The 6-3 ruling is a major victory for cable companies, which have invested billions in broadband infrastructure, in competition with the major telephone companies.
But it could mean hard times for stand-alone Internet service providers that provide service via dial-up telephone lines. Although millions of Americans are switching to broadband, many dial-up Internet providers can't afford to build their own high-speed data networks. They had hoped for a ruling that would have forced broadband operators to share their bandwidth with competitors.
The case challenged a ruling of the Federal Communications Commission, which had decided cable TV companies that offer Internet services are to be regulated as information providers, rather than as telecommunications companies. Under FCC regulations, telecommunications companies are ''common carriers" that can be ordered to provide competitors with nondiscriminatory access to their networks. Information providers aren't subject to such a requirement.
Brand X Internet Services, a small Santa Monica, Calif., company with 500 subscribers, objected to the FCC policy. Its president, Jim Pickrell, said the FCC's exemption of cable Internet service was a misinterpretation of its authority under the Federal Communications Act of 1934.
The US Ninth Circuit Court of Appeals agreed with Brand X; the FCC then appealed to the Supreme Court.
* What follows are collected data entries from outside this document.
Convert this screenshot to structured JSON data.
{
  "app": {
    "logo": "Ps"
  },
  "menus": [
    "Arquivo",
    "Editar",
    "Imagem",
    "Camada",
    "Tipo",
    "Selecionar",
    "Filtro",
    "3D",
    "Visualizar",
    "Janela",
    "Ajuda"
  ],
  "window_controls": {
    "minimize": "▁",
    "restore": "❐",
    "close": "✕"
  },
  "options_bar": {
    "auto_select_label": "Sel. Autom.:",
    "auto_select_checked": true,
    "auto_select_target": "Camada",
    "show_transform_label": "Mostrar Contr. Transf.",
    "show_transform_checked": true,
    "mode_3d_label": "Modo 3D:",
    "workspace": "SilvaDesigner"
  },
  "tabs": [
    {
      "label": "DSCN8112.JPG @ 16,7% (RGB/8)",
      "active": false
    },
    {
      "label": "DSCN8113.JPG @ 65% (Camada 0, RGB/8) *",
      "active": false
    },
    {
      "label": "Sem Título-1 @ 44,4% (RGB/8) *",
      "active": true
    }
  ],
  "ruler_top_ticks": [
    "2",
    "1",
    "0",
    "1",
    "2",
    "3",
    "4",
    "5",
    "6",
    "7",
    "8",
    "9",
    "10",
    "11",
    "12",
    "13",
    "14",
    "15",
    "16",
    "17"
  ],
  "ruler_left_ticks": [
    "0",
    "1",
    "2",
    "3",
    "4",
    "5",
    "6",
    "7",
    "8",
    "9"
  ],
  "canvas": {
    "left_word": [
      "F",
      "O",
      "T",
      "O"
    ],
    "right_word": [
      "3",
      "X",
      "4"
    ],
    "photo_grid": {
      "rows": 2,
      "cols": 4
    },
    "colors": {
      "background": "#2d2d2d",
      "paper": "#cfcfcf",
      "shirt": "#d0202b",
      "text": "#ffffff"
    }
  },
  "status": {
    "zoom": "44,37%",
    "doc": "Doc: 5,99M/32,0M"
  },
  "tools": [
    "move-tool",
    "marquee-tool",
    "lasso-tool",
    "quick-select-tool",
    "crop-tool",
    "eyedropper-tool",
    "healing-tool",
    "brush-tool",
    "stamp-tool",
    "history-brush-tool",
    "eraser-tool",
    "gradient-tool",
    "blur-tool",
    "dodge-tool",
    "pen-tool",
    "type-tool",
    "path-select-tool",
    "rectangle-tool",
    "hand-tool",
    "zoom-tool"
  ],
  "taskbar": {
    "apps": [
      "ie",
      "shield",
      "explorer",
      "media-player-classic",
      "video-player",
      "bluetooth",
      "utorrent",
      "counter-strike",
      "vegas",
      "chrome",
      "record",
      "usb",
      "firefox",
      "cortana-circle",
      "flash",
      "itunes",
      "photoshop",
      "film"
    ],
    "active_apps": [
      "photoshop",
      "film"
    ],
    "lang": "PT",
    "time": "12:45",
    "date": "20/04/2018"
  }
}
Yesterday, Associate Justice Clarence Thomas, writing for the majority, said the FCC's policy was a legitimate application of its authority. ''Nothing in the Communications Act . . . makes unlawful the Commission's use of its expert policy judgment to resolve these difficult questions," Thomas wrote.
In a dissent, Associate Justice Antonin Scalia said the FCC had engaged in ''an implausible reading of the statute, and has thus exceeded the authority given it by Congress." He said the FCC had authority to treat cable providers as telecommunications companies, as telecommunications service was plainly involved in their delivery of Internet access.
Associate justices Ruth Bader Ginsburg and David Souter joined in Scalia's dissent.
The ruling came as bad news for Brand X. ''That puts us and every other Internet service in an absolutely terrible situation," Pickrell said. ''I think you're going to see a wave of the remaining Internet services closing . . . if we cannot get access, then essentially we're out of business."
Kyle McSlarrow, president of the National Cable & Telecommunications Association, said the ruling will encourage cable companies to continue upgrading their broadband networks.
''Classifying cable modem service as an interstate information service, as the FCC did, keeps this innovative service on the right deregulatory path," he said.